When whiteness pervades 96% of a society, what is implicit in the messages being sent to the other 4%? How is unconscious bias actually reinforcing the structures that are being pigeon holed as isolated, far right actions? More specifically, how are everyday teacher interactions in schools maintaining systems of inequality? When a White teacher nonchalantly says, “we are working them like slaves” (heard on a school visit), what impact does this have on students of color that may have overheard? Everyday microaggressions like these need to be met with acts of anti-racism from teachers and staff. Furthermore, much like in the States, there is a critical need for institutional decision makers to think outside of the omnipresent White power structure.
‘Getting my cousins’
I often get a headache thinking about the scope of the work in the United States. Even from the position of privilege I have found myself in my career up to this point. I have had the privilege of always working with a staff that is at least 50% folks of color. My immediate supervisors have all been women of color. My students and families have almost exclusively been Black and Brown. I have learned so much in these multiracial spaces, being held accountable and developing my skills as an ally. The work has always been about social justice and equity. I have had to spend every day, in some capacity, thinking about my place as a White man in not only the community in which I work but also in my home as a partner in an interracial marriage. I still continuously make mistakes and bring whiteness in to spaces that may be better off without it.

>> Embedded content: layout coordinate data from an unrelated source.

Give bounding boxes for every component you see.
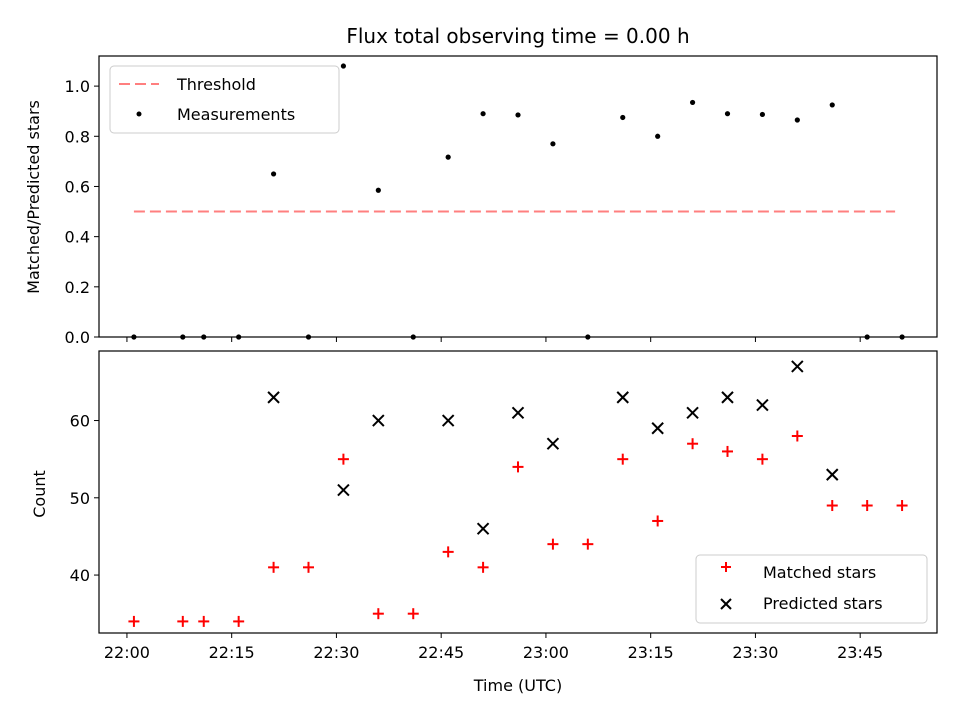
measurement-point [829, 102, 835, 108]
matched-star-point [372, 608, 384, 620]
matched-legend-swatch [721, 562, 731, 572]
top-y-tick-label: 0.8 [65, 127, 90, 146]
bottom-plot-frame [98, 350, 938, 634]
threshold-legend-label: Threshold [176, 75, 256, 94]
measurement-point [480, 111, 486, 117]
matched-star-point [407, 608, 419, 620]
predicted-star-point [476, 522, 490, 535]
bottom-y-tick-label: 40 [70, 566, 90, 585]
measurement-point [445, 154, 451, 160]
bottom-y-tick-label: 60 [70, 412, 90, 431]
predicted-star-point [441, 414, 455, 427]
top-y-axis-label: Matched/Predicted stars [24, 100, 43, 294]
predicted-star-point [337, 483, 350, 497]
measurement-point [515, 112, 521, 118]
predicted-legend-swatch [720, 598, 732, 610]
predicted-star-point [616, 391, 629, 404]
bottom-x-axis-ticks: 22:00 22:15 22:30 22:45 23:00 23:15 23:30 23:45 [104, 633, 883, 662]
measurement-point [655, 133, 661, 139]
measurement-point [689, 99, 696, 106]
bottom-x-tick-label: 22:45 [418, 643, 464, 662]
bottom-x-tick-label: 22:30 [313, 643, 359, 662]
top-y-tick-label: 1.0 [65, 77, 90, 96]
matched-star-point [756, 453, 768, 465]
matched-star-point [442, 546, 454, 558]
predicted-star-point [721, 391, 734, 404]
matched-star-point [652, 515, 664, 527]
predicted-star-point [372, 414, 385, 427]
measurements-legend-label: Measurements [177, 105, 295, 124]
matched-star-point [198, 615, 210, 627]
matched-star-point [512, 461, 524, 473]
bottom-y-axis-ticks: 40 50 60 [70, 412, 99, 585]
bottom-legend-box [695, 554, 928, 624]
matched-star-point [722, 445, 733, 457]
top-y-tick-label: 0.4 [65, 228, 90, 247]
measurement-point [759, 111, 766, 118]
matched-star-point [337, 453, 349, 465]
measurement-point [620, 114, 626, 121]
predicted-star-point [511, 406, 525, 420]
matched-star-point [896, 500, 908, 512]
bottom-legend: Matched stars Predicted stars [695, 554, 928, 624]
bottom-x-tick-label: 23:30 [732, 643, 778, 662]
predicted-star-point [756, 398, 769, 412]
matched-star-point [861, 500, 873, 512]
top-plot-frame [98, 55, 938, 338]
top-y-tick-label: 0.0 [65, 328, 90, 347]
measurement-point [724, 111, 731, 117]
bottom-series [128, 360, 908, 627]
predicted-star-point [791, 360, 804, 373]
matched-star-point [547, 538, 559, 550]
matched-star-point [791, 430, 803, 442]
predicted-star-point [826, 468, 839, 481]
predicted-legend-label: Predicted stars [763, 594, 883, 613]
chart-title: Flux total observing time = 0.00 h [346, 24, 689, 48]
bottom-y-axis-label: Count [30, 470, 49, 518]
matched-star-point [582, 538, 594, 550]
matched-star-point [477, 561, 489, 573]
bottom-y-tick-label: 50 [70, 489, 90, 508]
bottom-x-tick-label: 23:45 [837, 643, 883, 662]
top-y-tick-label: 0.6 [65, 177, 90, 196]
top-x-axis-ticks [126, 337, 861, 342]
measurement-point [375, 187, 381, 193]
measurement-point [794, 117, 800, 123]
matched-star-point [826, 500, 838, 512]
matched-star-point [303, 561, 314, 573]
matched-star-point [177, 615, 189, 627]
predicted-star-point [651, 422, 664, 435]
measurement-point [340, 63, 347, 69]
predicted-star-point [686, 406, 699, 420]
top-legend-box [109, 65, 340, 134]
bottom-x-tick-label: 22:15 [209, 643, 255, 662]
bottom-x-tick-label: 23:15 [628, 643, 674, 662]
matched-star-point [687, 438, 699, 450]
matched-star-point [268, 561, 280, 573]
top-legend: Threshold Measurements [109, 65, 340, 134]
predicted-star-point [267, 391, 280, 404]
top-y-axis-ticks: 0.0 0.2 0.4 0.6 0.8 1.0 [65, 77, 99, 347]
top-y-tick-label: 0.2 [65, 278, 90, 297]
x-axis-label: Time (UTC) [473, 676, 562, 695]
measurement-point [270, 171, 277, 177]
bottom-x-tick-label: 23:00 [523, 643, 569, 662]
matched-legend-label: Matched stars [763, 563, 876, 582]
matched-star-point [617, 453, 629, 465]
matched-star-point [128, 615, 140, 627]
measurements-legend-swatch [136, 111, 142, 117]
matched-star-point [233, 615, 245, 627]
measurement-point [550, 141, 556, 147]
bottom-x-tick-label: 22:00 [104, 643, 150, 662]
predicted-star-point [546, 437, 560, 450]
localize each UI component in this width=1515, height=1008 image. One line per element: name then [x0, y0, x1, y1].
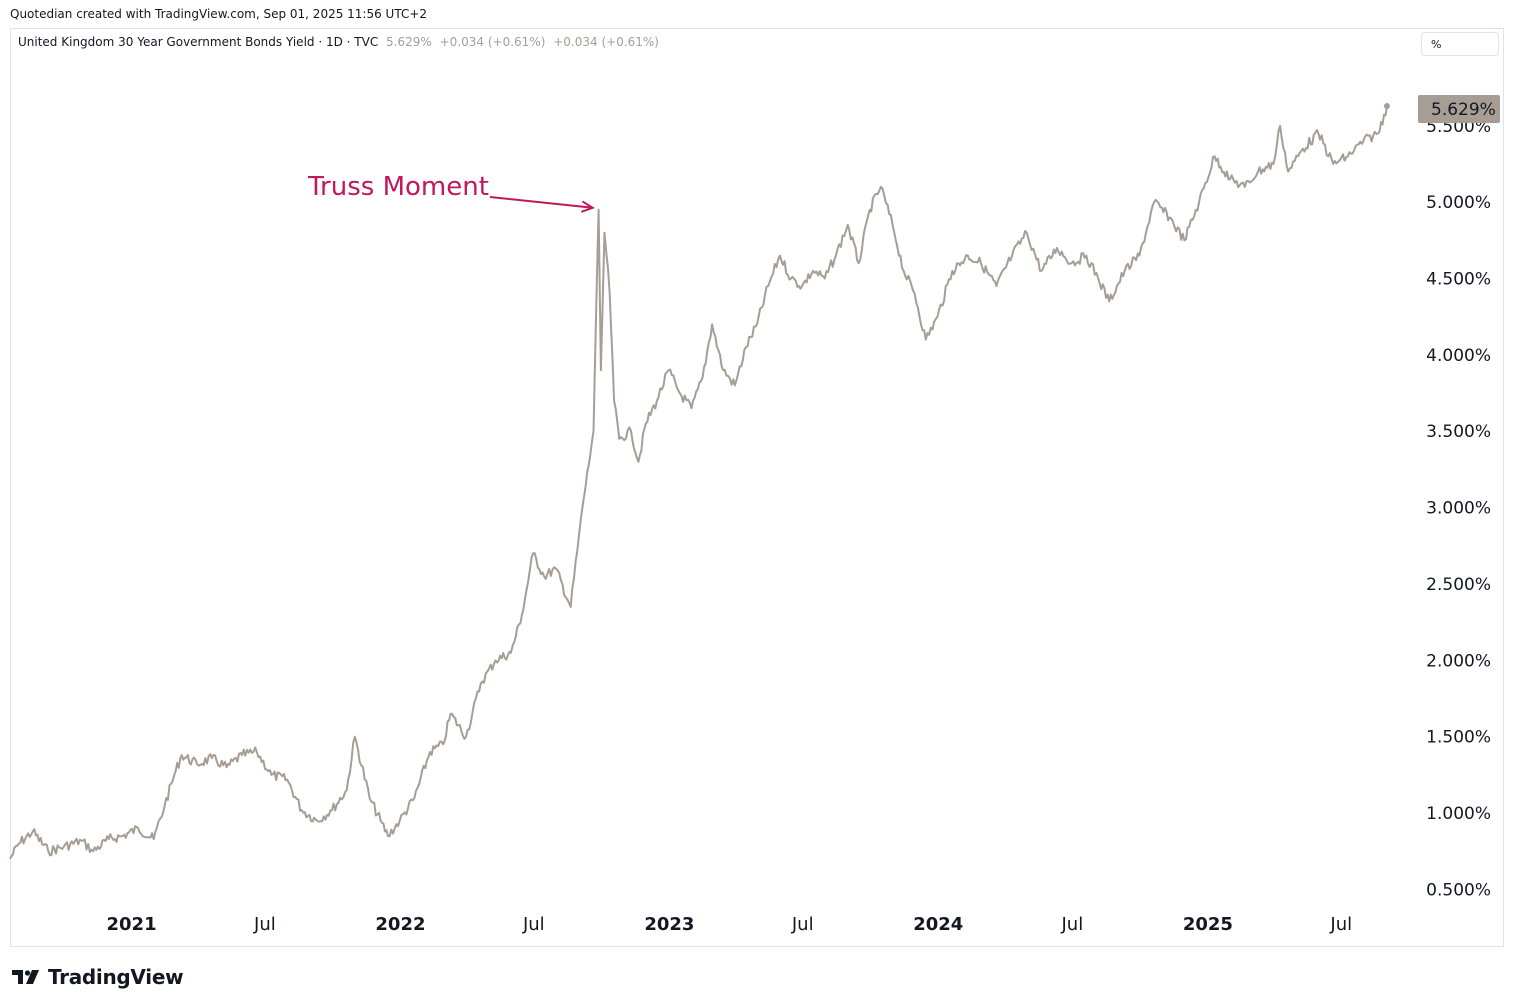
legend-change: +0.034 (+0.61%) — [439, 35, 546, 49]
annotation-arrowhead — [581, 200, 595, 213]
y-tick-label: 4.000% — [1426, 346, 1491, 366]
last-price-label: 5.629% — [1418, 95, 1500, 124]
legend-symbol: United Kingdom 30 Year Government Bonds … — [18, 35, 379, 49]
tradingview-logo-icon — [12, 970, 39, 984]
chart-caption: Quotedian created with TradingView.com, … — [10, 7, 428, 21]
last-price-background — [1418, 95, 1500, 124]
brand: TradingView — [12, 965, 184, 989]
y-tick-label: 2.000% — [1426, 651, 1491, 671]
annotation: Truss Moment — [307, 172, 595, 213]
x-tick-label: Jul — [1329, 914, 1352, 935]
x-tick-label: Jul — [1061, 914, 1084, 935]
series-line — [9, 105, 1388, 860]
brand-name: TradingView — [48, 965, 184, 989]
x-tick-label: Jul — [791, 914, 814, 935]
y-tick-label: 1.000% — [1426, 804, 1491, 824]
annotation-arrow — [489, 196, 593, 209]
last-point — [1383, 103, 1390, 110]
chart-panel[interactable] — [10, 28, 1504, 947]
y-tick-label: 3.000% — [1426, 499, 1491, 519]
annotation-text: Truss Moment — [307, 172, 489, 202]
chart-legend[interactable]: United Kingdom 30 Year Government Bonds … — [18, 35, 659, 49]
y-tick-label: 1.500% — [1426, 728, 1491, 748]
y-tick-label: 3.500% — [1426, 422, 1491, 442]
last-price-text: 5.629% — [1431, 100, 1496, 120]
series-layer — [9, 103, 1390, 860]
x-tick-label: 2022 — [375, 914, 425, 935]
legend-change-alt: +0.034 (+0.61%) — [553, 35, 659, 49]
x-tick-label: Jul — [253, 914, 276, 935]
legend-last-value: 5.629% — [386, 35, 432, 49]
y-tick-label: 4.500% — [1426, 270, 1491, 290]
y-tick-label: 2.500% — [1426, 575, 1491, 595]
x-axis[interactable]: 2021 Jul 2022 Jul 2023 Jul 2024 Jul 2025 Jul — [107, 914, 1353, 935]
x-tick-label: Jul — [522, 914, 545, 935]
x-tick-label: 2024 — [913, 914, 963, 935]
y-tick-label: 0.500% — [1426, 880, 1491, 900]
y-tick-label: 5.000% — [1426, 193, 1491, 213]
x-tick-label: 2021 — [107, 914, 157, 935]
y-axis[interactable]: 6.000%5.500%5.000%4.500%4.000%3.500%3.00… — [1426, 40, 1491, 900]
x-tick-label: 2025 — [1183, 914, 1233, 935]
scale-mode-button[interactable]: % — [1421, 32, 1499, 56]
x-tick-label: 2023 — [644, 914, 694, 935]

However, in focusing on my own daily self-reflection and being embraced by work and family, I have often failed to reach out directly to my white colleagues who need to be pushed the most. At least not to the degree I could. There is no falling back in to the racial diversity of Scotland. This country has positioned me to think about whiteness from a different vantage point. In the U.S. I am surrounded by multiracial communities that have the everyday lived experience of racial inequity rather than the overwhelmingly White population here that most often eludes critical conversations around race and racism.
This new community has, however, a willingness to engage with each other that we often do not experience in NYC amidst what feels like a continued polarization of values. Scotland has effectively distinguished itself as more collectivist in it’s decision making than the country just south and much of the world for that matter. As I continue to contend with the learned behaviors of blank stares or elusive responses, I am reminded that there is still an infrastructure here ripe for continual improvement. The scale alone can be seen as promising. Scotland has less school age (primary and secondary) students in the entire country than the number of students in New York City alone.
As I work through my Fulbright inquiry project arguing that the work of building equity-driven schools starts with self, I will continue to engage with others about the impact our identities, whiteness in particular, has on the students and families in our school communities. Scotland has provided a spark, a reminder, of the work I can’t hide from. When white supremacy continues to rear it’s ugly head in the States, friends and family often say to me, “Reed, get your cousins”. I may not be Scottish, but this time here has made clear that I have work to do with my extended family.